- Born: Rogelio Figueroa García September 13, 1963 (age 61) Naguabo, Puerto Rico
- Occupation(s): Engineer, politician

= Rogelio Figueroa =

Puerto Rican politician

Rogelio Figueroa García (born September 13, 1963 in Naguabo, Puerto Rico) is a Puerto Rican engineer and politician. He is the president and co-founder of the Puerto Ricans for Puerto Rico (PPR) party, and served as their gubernatorial candidate for the 2008 general elections. He was also the gubernatorial candidate for the 2012 general elections.

==Early life and studies==

Rogelio Figueroa García was born on the Municipal Hospital of Naguabo, Puerto Rico and raised near by in the community of Parcelas Aguas Claras in Ceiba. He is the youngest of nine children of farmer Sotero Figueroa Pomales and housewife Juanita García Noble.

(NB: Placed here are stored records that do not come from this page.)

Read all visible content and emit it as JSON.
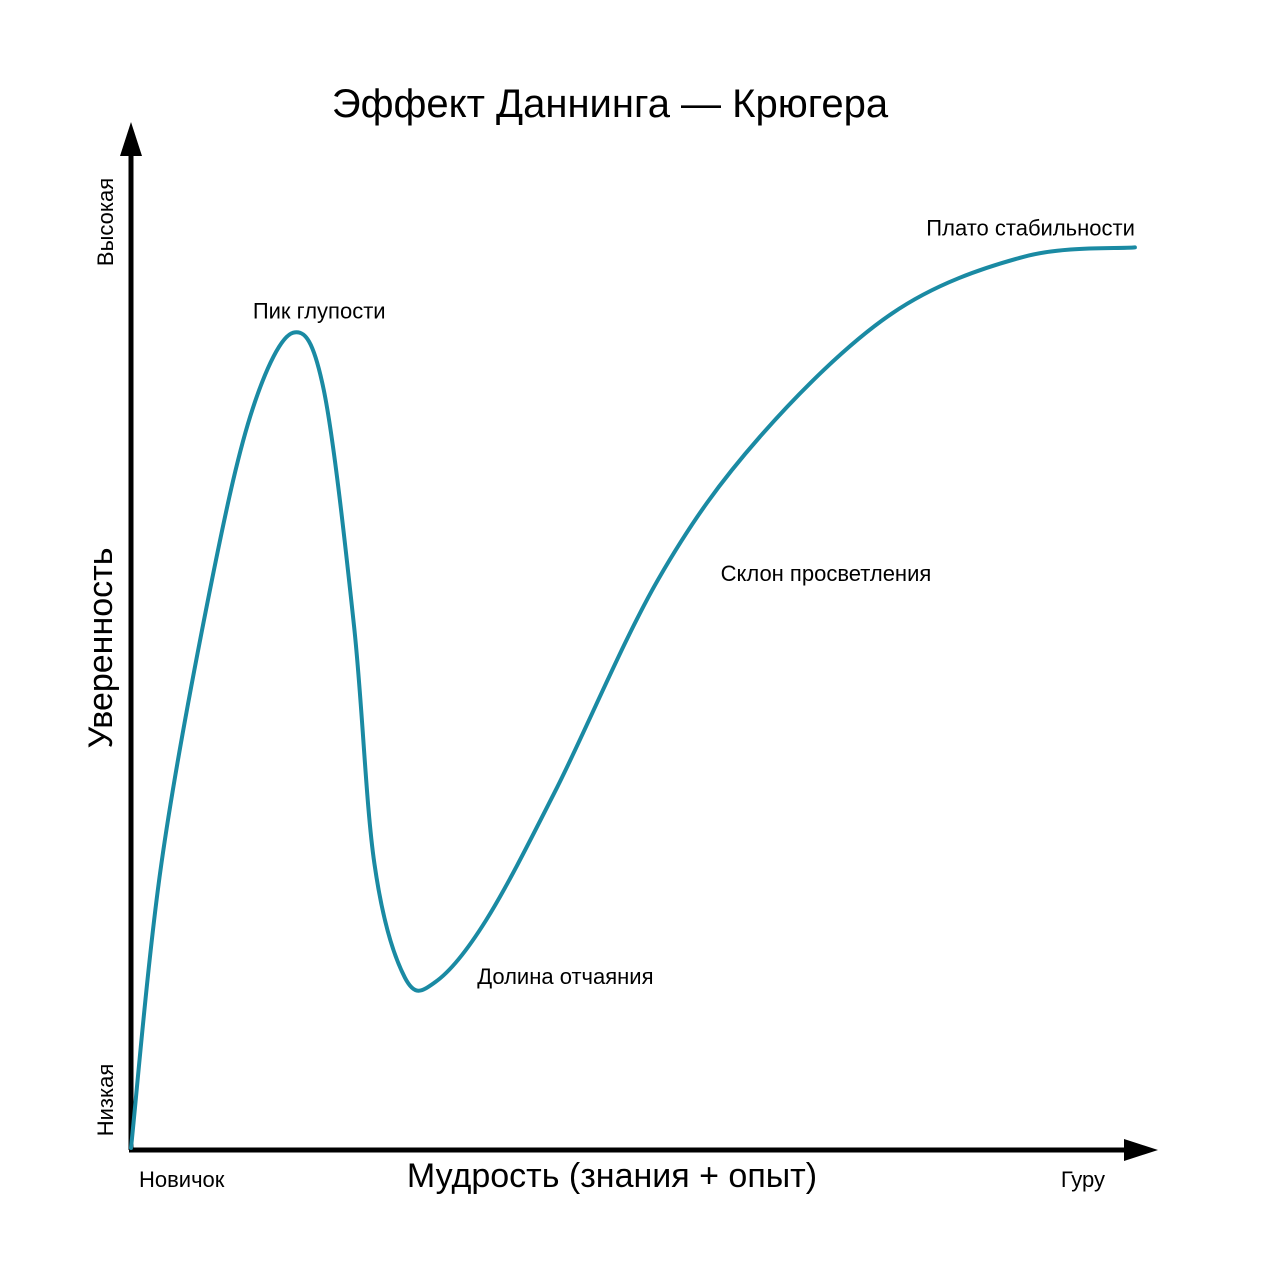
{
  "chart_data": {
    "type": "line",
    "title": "Эффект Даннинга — Крюгера",
    "xlabel": "Мудрость (знания + опыт)",
    "ylabel": "Уверенность",
    "x_ticks": {
      "start": "Новичок",
      "end": "Гуру"
    },
    "y_ticks": {
      "low": "Низкая",
      "high": "Высокая"
    },
    "xlim": [
      0,
      100
    ],
    "ylim": [
      0,
      100
    ],
    "grid": false,
    "legend": "none",
    "series": [
      {
        "points": [
          [
            0,
            0
          ],
          [
            3,
            30
          ],
          [
            8,
            60
          ],
          [
            12,
            78
          ],
          [
            16,
            86
          ],
          [
            19,
            80
          ],
          [
            22,
            55
          ],
          [
            24,
            30
          ],
          [
            27,
            18
          ],
          [
            30,
            17.5
          ],
          [
            35,
            24
          ],
          [
            42,
            38
          ],
          [
            52,
            60
          ],
          [
            62,
            75
          ],
          [
            75,
            88
          ],
          [
            88,
            94
          ],
          [
            99,
            95
          ]
        ],
        "color": "#1a8aa3"
      }
    ],
    "annotations": [
      {
        "text": "Пик глупости",
        "x": 16,
        "y": 86,
        "anchor": "above"
      },
      {
        "text": "Долина отчаяния",
        "x": 30,
        "y": 17.5,
        "anchor": "right"
      },
      {
        "text": "Склон просветления",
        "x": 54,
        "y": 60,
        "anchor": "right"
      },
      {
        "text": "Плато стабильности",
        "x": 99,
        "y": 95,
        "anchor": "above-left"
      }
    ],
    "axis_color": "#000000"
  }
}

Figueroa began his studies in Ceiba, and continued in Naguabo. He attended the Rafael Rocca High School in that town, graduating in 1981. In 1986 he graduated magna cum laude with a Bachelor of Chemical Engineering at the University of Puerto Rico at Mayagüez. In 1988 he obtained his Masters in Chemical Engineering from Ohio State University.

==Professional career==

Figueroa has worked in the manufacturing and pharmaceutical industry from 1988 to 1995. He has worked in the design and improvement of industrial systems and processes. He has also worked as an entrepreneur of industrial technical services, documentation and information systems for the pharmaceutical and biotechnologic industry. He is also an entrepreneur in the construction of green buildings, the development of alternatives of renewable energy and the handling of solid waste for the production of energy.

Figueroa has worked with community organizations as an adviser in environmental issues, and has worked in projects as the dredging of Carraízo and the Route 66, among others.

==Political career==

Figueroa founded the Puerto Ricans for Puerto Rico Party (PPR). He participated in the 2004 general elections as a write-in gubernatorial candidate.

In May 2007, the party was officially inscribed for the 2008 general elections. Figueroa received a total of 53,693 votes (2.77%), finishing third among the four gubernatorial candidates.

Figueroa ran as a gubernatorial candidate for the 2012 general elections.